There was a large round table in the middle of the living room set-up as if ready for a royal feast. There was also a huge round loaf of bread that they told me to rip a piece off and dip it into some coloured salt. It was pointed out to me that one of the women had made it herself. The apartment looked really homely and cosy, not what you imagined when looking at the imposing tower block from outside.

I got sat down on the round table and Margarita started to give me the low down on all the different snacks that were on the table. There were 'сърмички' (sarmichki) which were cabbage leaves wrapped around rice and mince meat, home-made 'баница' (banitsa) which was basically a pastry dish with white cheese and a whole load of other delicacies displayed beautifully in traditional ceramic brown plates adorned with Bulgarian patterns. The plate right in front of me was a mountain of tomatoes, cucumbers, peppers and white cheese. Margarita's father filled up my glass with a drink that apparently was also home-made and called 'Rakia'. I took a little sip straight away and thankfully just managed to hold back the coughing. I was told this was to go with my salad. After tasting it I wasn't too sure whether I had to pour it over my salad or drink it. Having said that as I was half way through my second glass of rakia I noticed that I was beginning to like it after all.
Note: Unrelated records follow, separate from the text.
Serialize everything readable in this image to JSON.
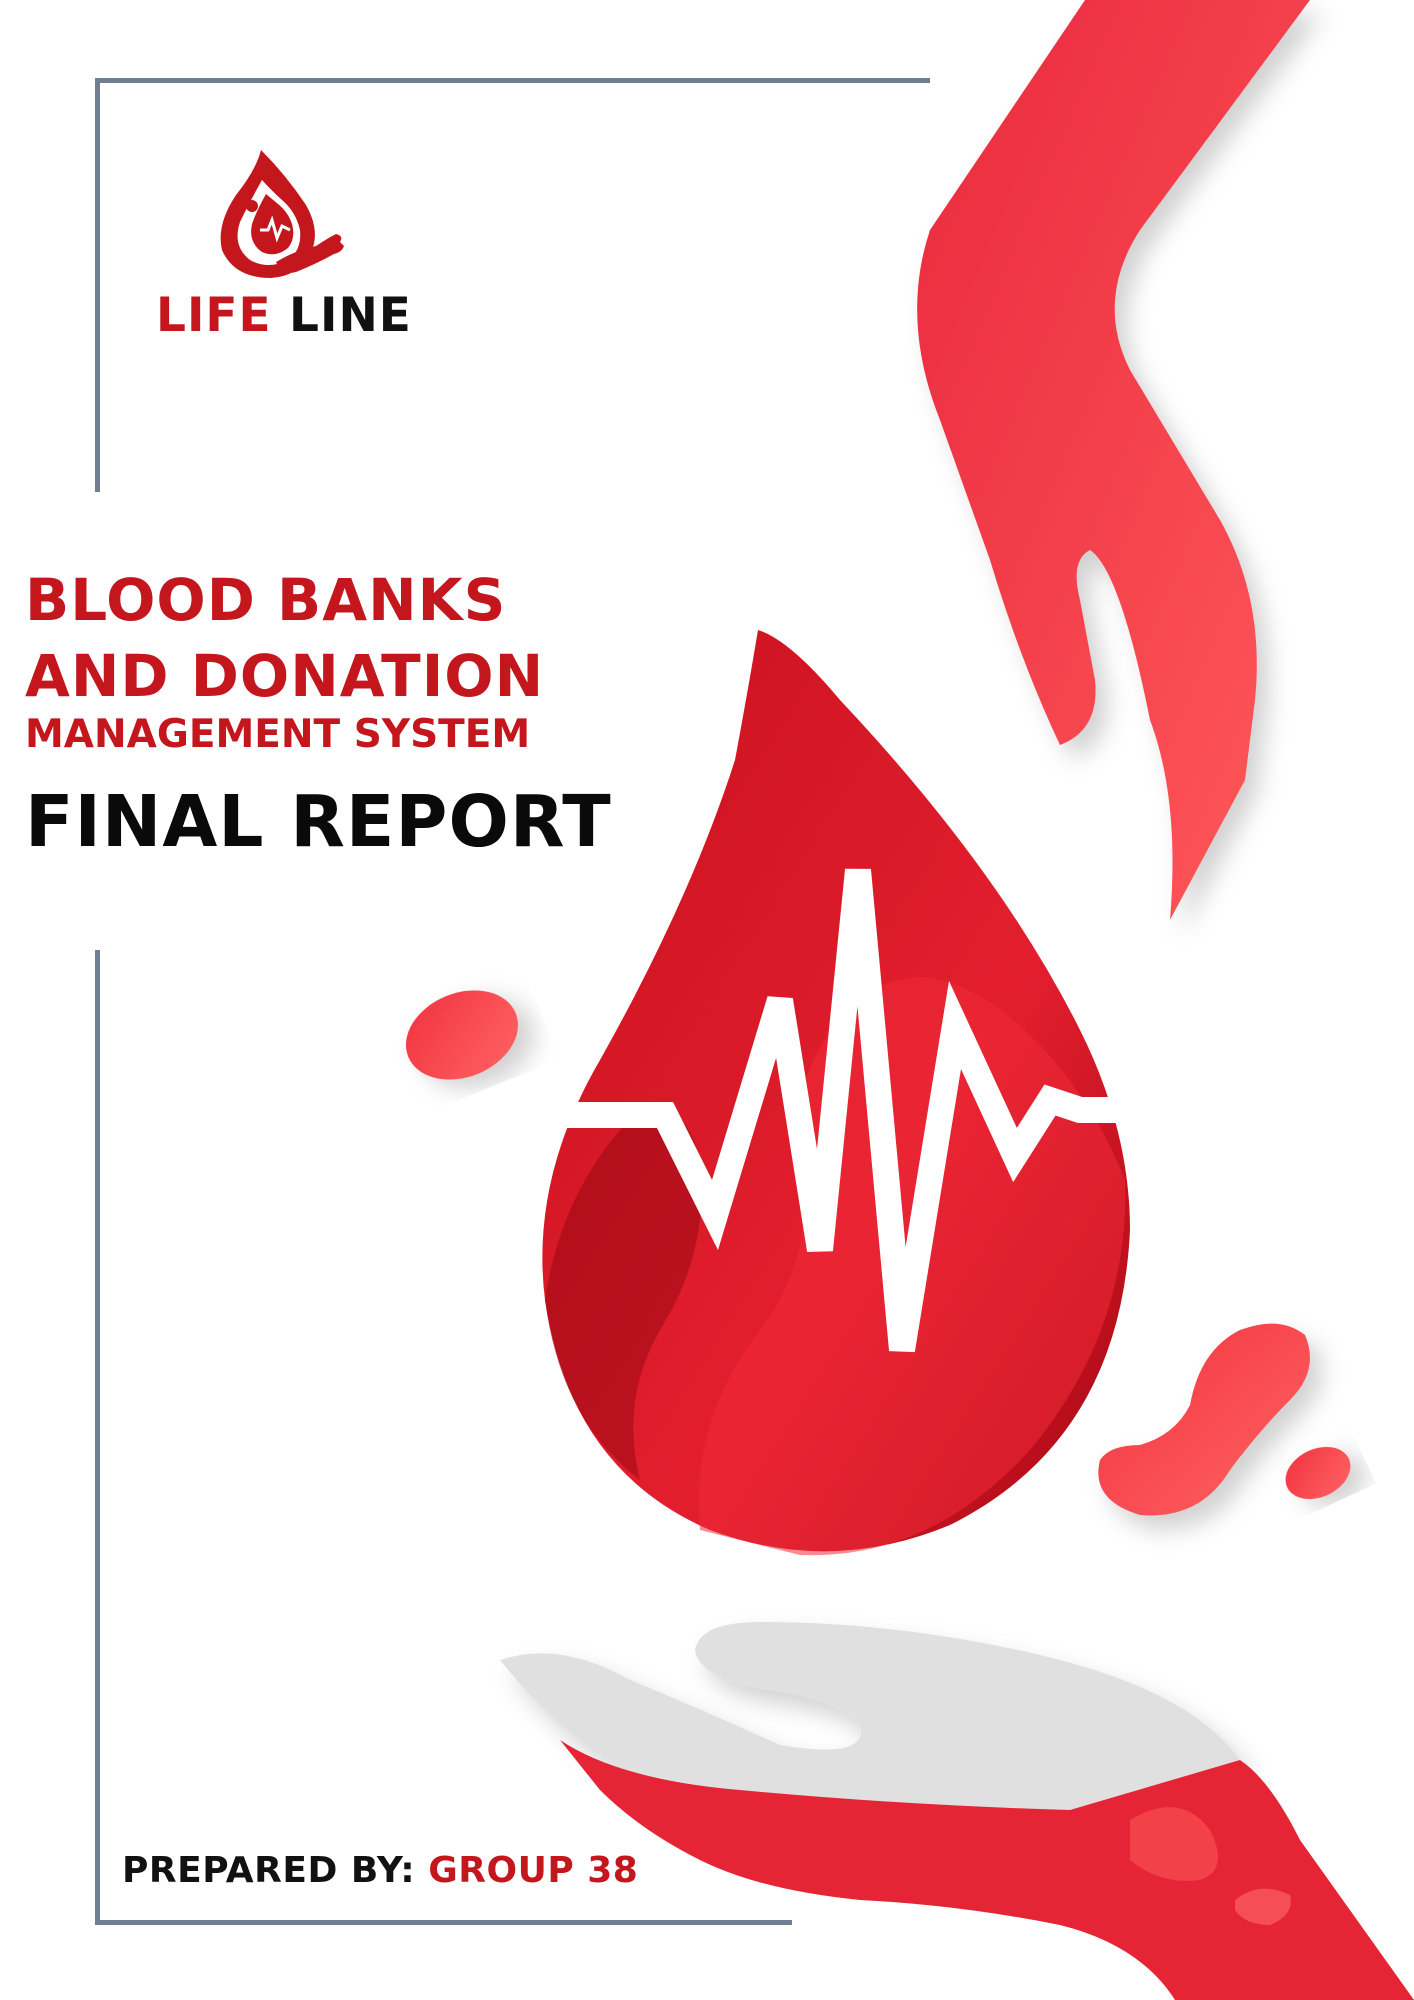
{
  "logo": {
    "word_1": "LIFE",
    "word_2": "LINE"
  },
  "title": {
    "line_1": "BLOOD BANKS",
    "line_2": "AND DONATION",
    "line_3": "MANAGEMENT SYSTEM"
  },
  "report_title": "FINAL REPORT",
  "prepared": {
    "label": "PREPARED BY:",
    "group": "GROUP 38"
  },
  "colors": {
    "brand_red": "#c3161d",
    "frame": "#6f7e92"
  },
  "icons": [
    "blood-drop-logo-icon",
    "blood-drop-heartbeat-icon",
    "hand-icon"
  ]
}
We were sat on that table for hours, food coming and going, drinks being refilled. In fact I'm sure my glass had a censor at the bottom because the moment I finished one glass of Rakia, Margarita's father would immediately fill it up again with a big smile on his face. I think he was really pleased I liked his Rakia. I was holding my own with the table chit-chat in Bulgarian for the first half hour but after that I think my brain just had Bulgarian overload and I couldn't assimilate anymore. I found it really tiring trying to concentrate for so long.

Just as I thought the meal had come to an end I was invited to try some sausage or 'суджук' (sydjyk). This, I was informed, was ideal with a glass of red wine (also home-made it turned out) so having drunk 2 rakias with my salad, 2 beers with my main meal I was now washing it down with home-made red wine. This was becoming a bit of a marathon. But at least I was now magically talking fluent Bulgarian. There was a lot of laughter, a lot of story-telling, a lot of jokes that I didn't understand but hopefully laughed in the right places, even some dancing. They were all really enjoying themselves, there were no awkward silences, no drunkeness. My first experience of a Bulgarian family seemed very outgoing and seemed to love sitting round the table and chatting and laughing, loved having a good time. I was really made to feel welcome and by half one in the morning we were finally finished and I got a taxi home. 6 hours at the table! And that was only the beginning.